On 8/6 at 7:37 AM Pacific local time, NocTel engineering detected anomalies with service and application availability through monitoring systems and began investigating scope of services impaired. By 7:51 AM Pacific local, the NocTel engineering team had diagnosed a storage system failure impacted the gamut of services and worked to redirect access to available resources while beginning repair of affected services and servers.
The timeline of NocTel engineering's activities to address service and system repairs:
8:27 AM Pacific engineering team arrived at affected datacenter.
9:01 AM Pacific local voice services on PDX10, 11, and 19 were repaired, tested, and verified.
9:06 AM Pacific local voice services on PDX12 were repaired, tested, and verified.
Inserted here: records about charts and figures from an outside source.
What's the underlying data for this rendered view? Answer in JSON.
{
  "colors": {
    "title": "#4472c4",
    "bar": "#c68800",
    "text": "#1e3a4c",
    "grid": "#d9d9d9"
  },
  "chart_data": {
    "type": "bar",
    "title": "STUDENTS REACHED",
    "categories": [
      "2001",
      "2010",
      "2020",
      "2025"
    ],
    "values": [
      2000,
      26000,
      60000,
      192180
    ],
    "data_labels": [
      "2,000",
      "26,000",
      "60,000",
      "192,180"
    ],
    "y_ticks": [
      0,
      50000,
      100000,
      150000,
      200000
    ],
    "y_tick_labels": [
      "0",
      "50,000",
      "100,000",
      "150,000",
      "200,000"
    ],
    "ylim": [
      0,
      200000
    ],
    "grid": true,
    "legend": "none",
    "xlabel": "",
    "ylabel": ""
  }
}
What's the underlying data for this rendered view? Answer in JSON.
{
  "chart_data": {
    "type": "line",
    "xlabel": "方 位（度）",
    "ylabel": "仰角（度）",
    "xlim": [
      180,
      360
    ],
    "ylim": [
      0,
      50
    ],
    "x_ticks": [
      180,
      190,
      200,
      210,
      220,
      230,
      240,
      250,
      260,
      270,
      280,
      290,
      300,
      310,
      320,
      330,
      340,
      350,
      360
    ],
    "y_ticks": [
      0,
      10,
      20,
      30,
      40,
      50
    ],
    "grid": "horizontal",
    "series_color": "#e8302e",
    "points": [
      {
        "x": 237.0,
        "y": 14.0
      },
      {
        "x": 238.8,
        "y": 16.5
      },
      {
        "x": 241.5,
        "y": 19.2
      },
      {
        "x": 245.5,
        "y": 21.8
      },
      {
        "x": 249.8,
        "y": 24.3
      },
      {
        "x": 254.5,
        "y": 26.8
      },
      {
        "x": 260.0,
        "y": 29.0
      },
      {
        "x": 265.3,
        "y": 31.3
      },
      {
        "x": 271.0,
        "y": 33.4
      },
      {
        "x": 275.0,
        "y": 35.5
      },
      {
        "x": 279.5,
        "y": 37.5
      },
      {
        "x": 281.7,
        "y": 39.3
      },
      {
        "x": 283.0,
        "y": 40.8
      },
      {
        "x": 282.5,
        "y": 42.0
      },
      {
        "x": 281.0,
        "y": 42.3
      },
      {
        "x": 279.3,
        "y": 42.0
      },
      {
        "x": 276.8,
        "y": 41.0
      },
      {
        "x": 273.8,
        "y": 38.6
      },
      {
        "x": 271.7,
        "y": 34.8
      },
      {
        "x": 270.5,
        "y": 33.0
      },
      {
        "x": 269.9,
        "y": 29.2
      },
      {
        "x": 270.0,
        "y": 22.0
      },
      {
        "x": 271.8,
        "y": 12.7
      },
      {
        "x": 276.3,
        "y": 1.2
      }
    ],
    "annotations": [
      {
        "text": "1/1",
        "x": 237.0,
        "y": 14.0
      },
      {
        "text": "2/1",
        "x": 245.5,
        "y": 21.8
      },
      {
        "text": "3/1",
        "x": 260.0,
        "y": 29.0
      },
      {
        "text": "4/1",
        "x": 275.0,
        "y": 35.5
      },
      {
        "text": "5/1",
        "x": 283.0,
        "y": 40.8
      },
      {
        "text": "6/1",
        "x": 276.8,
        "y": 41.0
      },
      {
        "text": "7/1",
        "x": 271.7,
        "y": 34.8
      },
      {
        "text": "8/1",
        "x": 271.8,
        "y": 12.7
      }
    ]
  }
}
9:26 AM Pacific local, some NocTel Flow accounts were repaired, tested, and verified.
9:32 AM Pacific local voice services on PDX16 were repaired, tested, and verified.
10:25 AM Pacific local voice services on PDX15 were repaired, tested, and verified.
11:31 AM Pacific local voice services on PDX13 were repaired, tested, and verified.
11:58 AM Pacific local, all Flow services restored.
12:06 PM Pacific local PDX14 voice services and faxing services repaired, tested, and verified.
2:11 PM Pacific local all services repaired, tested, and verified. Direct support conducted for affected accounts with specific configuration in proceeding hours.
In reflection of the incident, NocTel engineering recognizes architectural improvements to eliminate single points of failure and to reduce extent of "blast radius" when an incident - in general - occurs anywhere in the system or infrastructure. Longer term horizon, NocTel engineering already has ongoing and in-progress discussion, design, and implementation of a more performant and fault-tolerant architecture. In the interim, measures to address specific fault prone or high impact fault points will be implemented.